Creating the FSA would bring Nigeria closer to international standards, fostering a more transparent, competitive, and secure financial environment. Consumers would be better protected, fraud would be reduced, and financial markets would be more resilient. An NFSA would have the independence to respond to the rapid evolution of fintech, setting policies that protect the public while encouraging innovation. This structure would help Nigeria modernise its financial regulatory framework, ultimately promoting economic stability and confidence in our financial systems.
Now , what do you hope to achieve with your petition, and what’s your message to Nigerian regulators?
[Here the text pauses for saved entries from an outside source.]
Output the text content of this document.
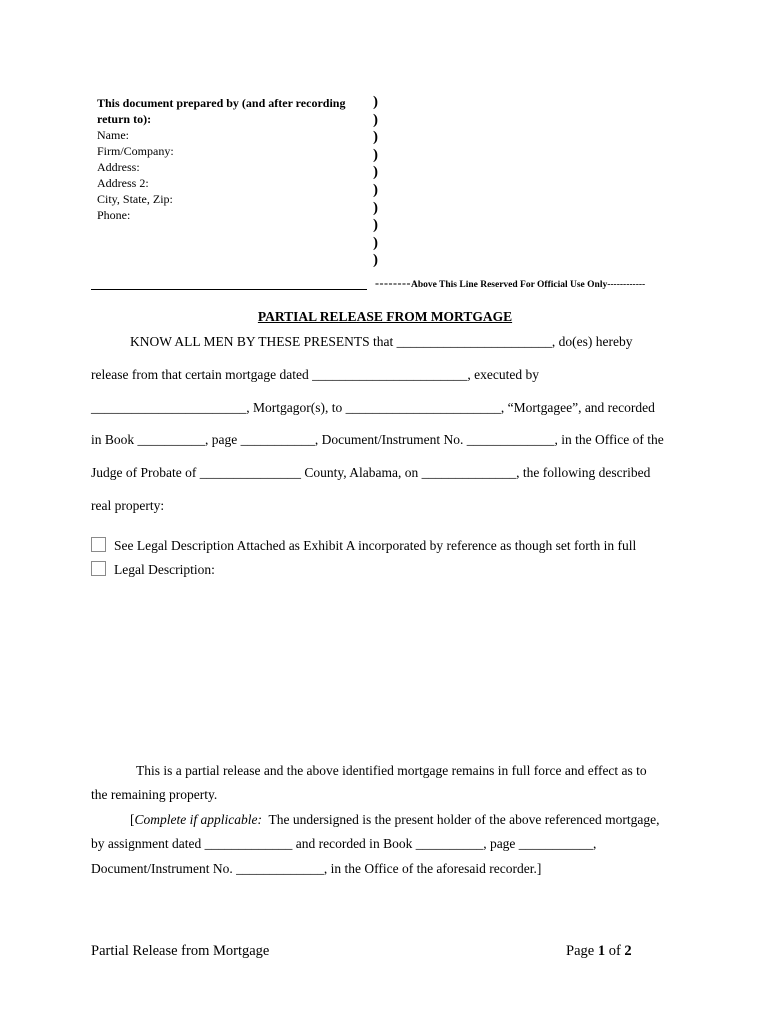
This document prepared by (and after recording return to):
Name:
Firm/Company:
Address:
Address 2:
City, State, Zip:
Phone:
)
)
)
)
)
)
)
)
)
)
--------Above This Line Reserved For Official Use Only------------
PARTIAL RELEASE FROM MORTGAGE
KNOW ALL MEN BY THESE PRESENTS that _______________________, do(es) hereby
release from that certain mortgage dated _______________________, executed by
_______________________, Mortgagor(s), to _______________________, “Mortgagee”, and recorded
in Book __________, page ___________, Document/Instrument No. _____________, in the Office of the
Judge of Probate of _______________ County, Alabama, on ______________, the following described
real property:
See Legal Description Attached as Exhibit A incorporated by reference as though set forth in full
Legal Description:
This is a partial release and the above identified mortgage remains in full force and effect as to
the remaining property.
[Complete if applicable:  The undersigned is the present holder of the above referenced mortgage,
by assignment dated _____________ and recorded in Book __________, page ___________,
Document/Instrument No. _____________, in the Office of the aforesaid recorder.]
Partial Release from Mortgage	Page 1 of 2
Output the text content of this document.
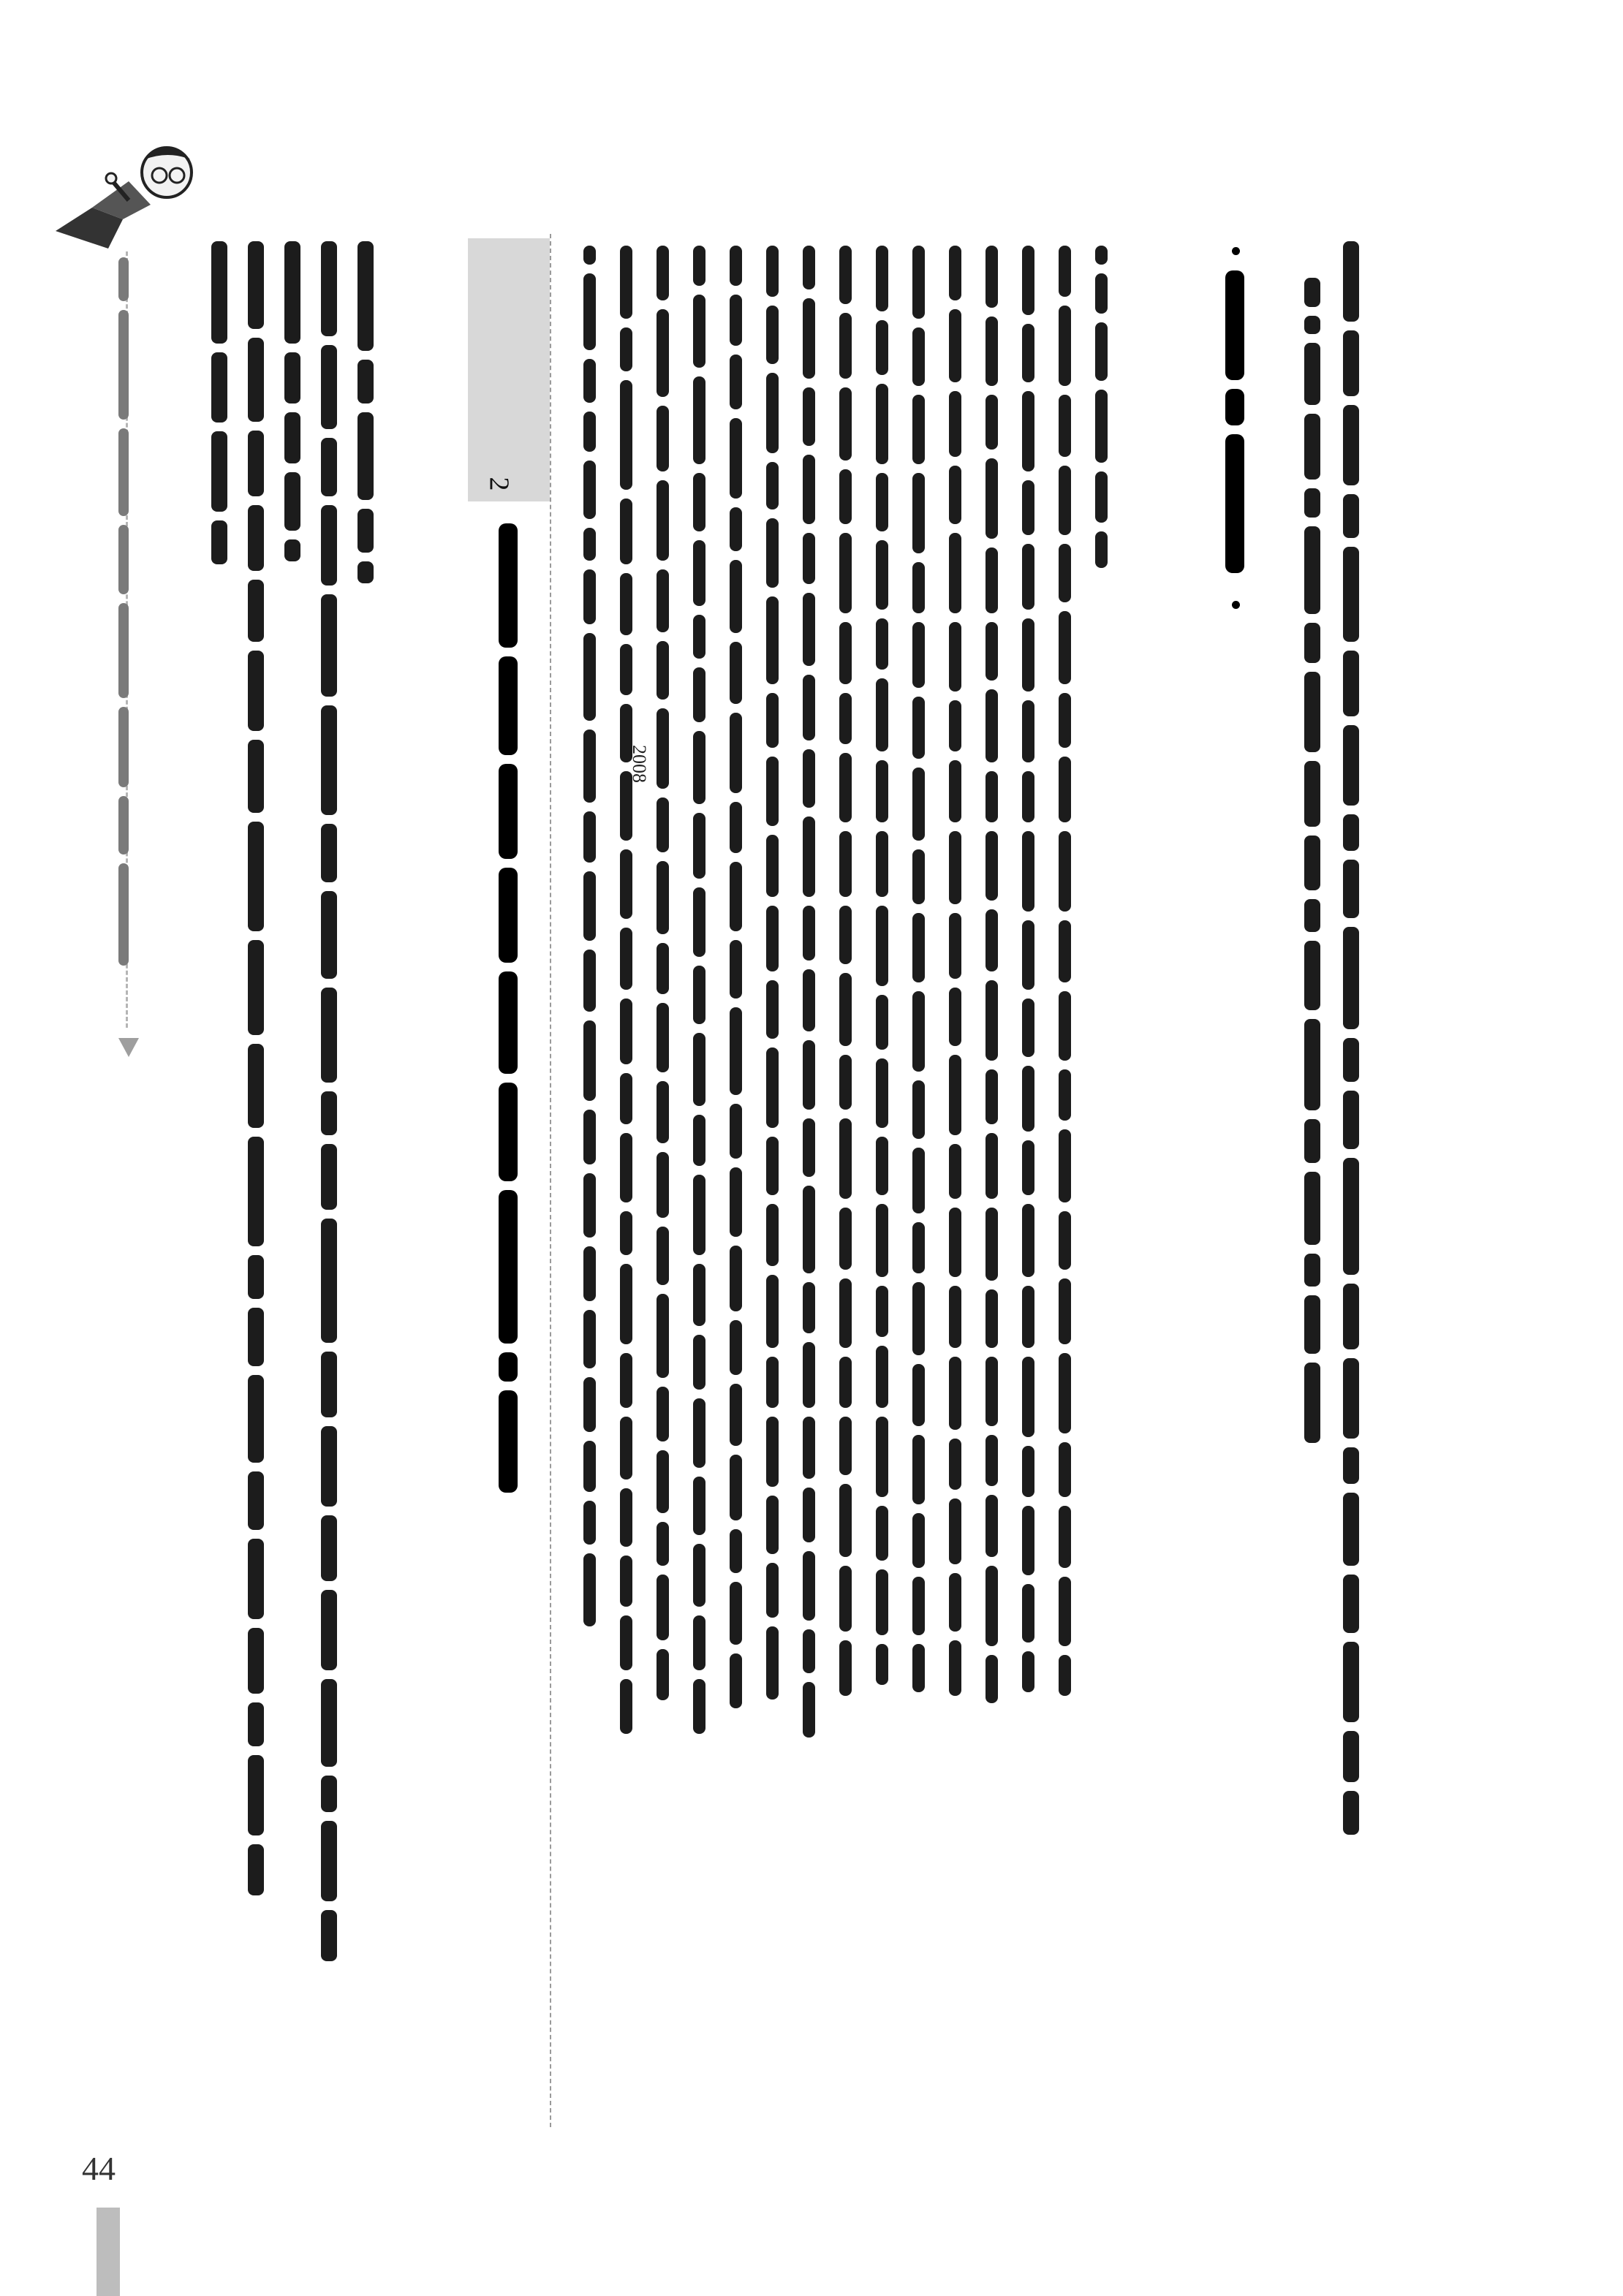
44
2
2008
My goal is to see a Nigeria where our financial regulations protect consumers, encourage competition, and uphold the highest security standards. By unbundling the CBN and creating the FSA, we can achieve a more effective regulatory environment. My message to Nigerian regulators is to prioritise the security, transparency, and sovereignty of our financial systems and identity assets. I believe Nigeria has the potential to lead in financial innovation, but we must have a strong regulatory foundation in place to ensure that growth is safe, sustainable, and beneficial for all Nigerians.